BAM Hukuk Mahkemeleri İstanbul Bölge Adliye Mahkemesi 14. Hukuk Dairesi 2020/1875 Esas 2020/1374 Karar Sayılı İlamı

T.C.
İSTANBUL
BÖLGE ADLİYE MAHKEMESİ
14. HUKUK DAİRESİ
DOSYA NO: 2020/1875
KARAR NO: 2020/1374
T Ü R K M İ L L E T İ A D I N A
İ S T İ N A F K A R A R I
İNCELENEN KARARIN
MAHKEMESİ: İSTANBUL 11. ASLİYE TİCARET MAHKEMESİ
TARİHİ: 01.10.2020 ara karar
NUMARASI: 2020/254
DAVANIN KONUSU: Menfi Tespit (Ticari İlişkiden Kaynaklanan)

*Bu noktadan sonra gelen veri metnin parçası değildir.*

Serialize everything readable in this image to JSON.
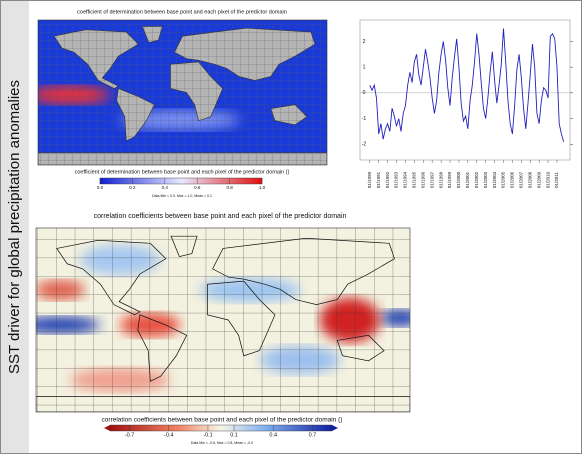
{
  "side_title": "SST driver for global precipitation anomalies",
  "maps": [
    {
      "title": "coefficient of determination between base point and each pixel of the predictor domain",
      "colorbar": {
        "label": "coefficient of determination between base point and each pixel of the predictor domain ()",
        "lim": [
          0,
          1
        ],
        "ticks": [
          {
            "value": 0,
            "label": "0.0"
          },
          0.2,
          0.4,
          0.6,
          0.8,
          {
            "value": 1,
            "label": "1.0"
          }
        ]
      },
      "stats": "Data Min = 0.0, Max = 1.0, Mean = 0.1"
    },
    {
      "title": "correlation coefficients between base point and each pixel of the predictor domain",
      "colorbar": {
        "label": "correlation coefficients between base point and each pixel of the predictor domain ()",
        "lim": [
          -0.85,
          0.85
        ],
        "ticks": [
          -0.7,
          -0.4,
          -0.1,
          0.1,
          0.4,
          0.7
        ]
      },
      "stats": "Data Min = -0.6, Max = 0.8, Mean = -0.0"
    }
  ],
  "chart_data": {
    "type": "line",
    "color": "#2020c0",
    "reference_line": 0,
    "xlim": [
      1989.8,
      2011.9
    ],
    "ylim": [
      -2.3,
      2.6
    ],
    "yticks": [
      -2,
      -1,
      0,
      1,
      2
    ],
    "xticks": [
      {
        "value": 1990,
        "label": "01/1990"
      },
      {
        "value": 1991,
        "label": "01/1991"
      },
      {
        "value": 1992,
        "label": "01/1992"
      },
      {
        "value": 1993,
        "label": "01/1993"
      },
      {
        "value": 1994,
        "label": "01/1994"
      },
      {
        "value": 1995,
        "label": "01/1995"
      },
      {
        "value": 1996,
        "label": "01/1996"
      },
      {
        "value": 1997,
        "label": "01/1997"
      },
      {
        "value": 1998,
        "label": "01/1998"
      },
      {
        "value": 1999,
        "label": "01/1999"
      },
      {
        "value": 2000,
        "label": "01/2000"
      },
      {
        "value": 2001,
        "label": "01/2001"
      },
      {
        "value": 2002,
        "label": "01/2002"
      },
      {
        "value": 2003,
        "label": "01/2003"
      },
      {
        "value": 2004,
        "label": "01/2004"
      },
      {
        "value": 2005,
        "label": "01/2005"
      },
      {
        "value": 2006,
        "label": "01/2006"
      },
      {
        "value": 2007,
        "label": "01/2007"
      },
      {
        "value": 2008,
        "label": "01/2008"
      },
      {
        "value": 2009,
        "label": "01/2009"
      },
      {
        "value": 2010,
        "label": "01/2010"
      },
      {
        "value": 2011,
        "label": "01/2011"
      }
    ],
    "x": [
      1990,
      1990.25,
      1990.5,
      1990.75,
      1991,
      1991.25,
      1991.5,
      1991.75,
      1992,
      1992.25,
      1992.5,
      1992.75,
      1993,
      1993.25,
      1993.5,
      1993.75,
      1994,
      1994.25,
      1994.5,
      1994.75,
      1995,
      1995.25,
      1995.5,
      1995.75,
      1996,
      1996.25,
      1996.5,
      1996.75,
      1997,
      1997.25,
      1997.5,
      1997.75,
      1998,
      1998.25,
      1998.5,
      1998.75,
      1999,
      1999.25,
      1999.5,
      1999.75,
      2000,
      2000.25,
      2000.5,
      2000.75,
      2001,
      2001.25,
      2001.5,
      2001.75,
      2002,
      2002.25,
      2002.5,
      2002.75,
      2003,
      2003.25,
      2003.5,
      2003.75,
      2004,
      2004.25,
      2004.5,
      2004.75,
      2005,
      2005.25,
      2005.5,
      2005.75,
      2006,
      2006.25,
      2006.5,
      2006.75,
      2007,
      2007.25,
      2007.5,
      2007.75,
      2008,
      2008.25,
      2008.5,
      2008.75,
      2009,
      2009.25,
      2009.5,
      2009.75,
      2010,
      2010.25,
      2010.5,
      2010.75,
      2011,
      2011.25,
      2011.5,
      2011.75
    ],
    "values": [
      0.3,
      0.1,
      0.3,
      -0.2,
      -1.6,
      -1.2,
      -1.8,
      -1.4,
      -1.2,
      -1.5,
      -0.6,
      -0.9,
      -1.3,
      -1.0,
      -1.5,
      -0.8,
      -0.5,
      0.3,
      0.8,
      0.4,
      1.2,
      1.5,
      0.7,
      0.3,
      1.0,
      1.7,
      1.2,
      0.6,
      -0.2,
      -0.8,
      -0.3,
      0.8,
      1.5,
      2.0,
      1.3,
      0.2,
      -0.5,
      0.6,
      1.4,
      2.1,
      1.0,
      -0.4,
      -1.1,
      -0.9,
      -1.4,
      -0.3,
      0.3,
      1.2,
      2.3,
      1.5,
      0.4,
      -0.6,
      -1.0,
      -0.2,
      0.8,
      1.6,
      0.5,
      -0.4,
      0.3,
      1.1,
      2.5,
      1.2,
      -0.3,
      -1.2,
      -1.6,
      -0.5,
      0.9,
      1.5,
      0.6,
      -0.6,
      -1.4,
      -0.4,
      0.7,
      1.9,
      1.0,
      -0.8,
      -1.2,
      -0.3,
      0.2,
      0.1,
      -0.2,
      2.2,
      2.3,
      2.1,
      1.0,
      -1.2,
      -1.6,
      -1.9
    ]
  }
}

Taraflar arasında görülen menfi tespit davası içinde talep edilen ihtiyati tedbirin kabulüne dair ara kararına yapılan itirazın davalı ... A.Ş. yönünden kabulüne dair verilen ara kararına karşı, davacı vekilince istinaf kanun yoluna başvurulması üzerine dairemize gönderilmiş olan dava dosyası incelendi.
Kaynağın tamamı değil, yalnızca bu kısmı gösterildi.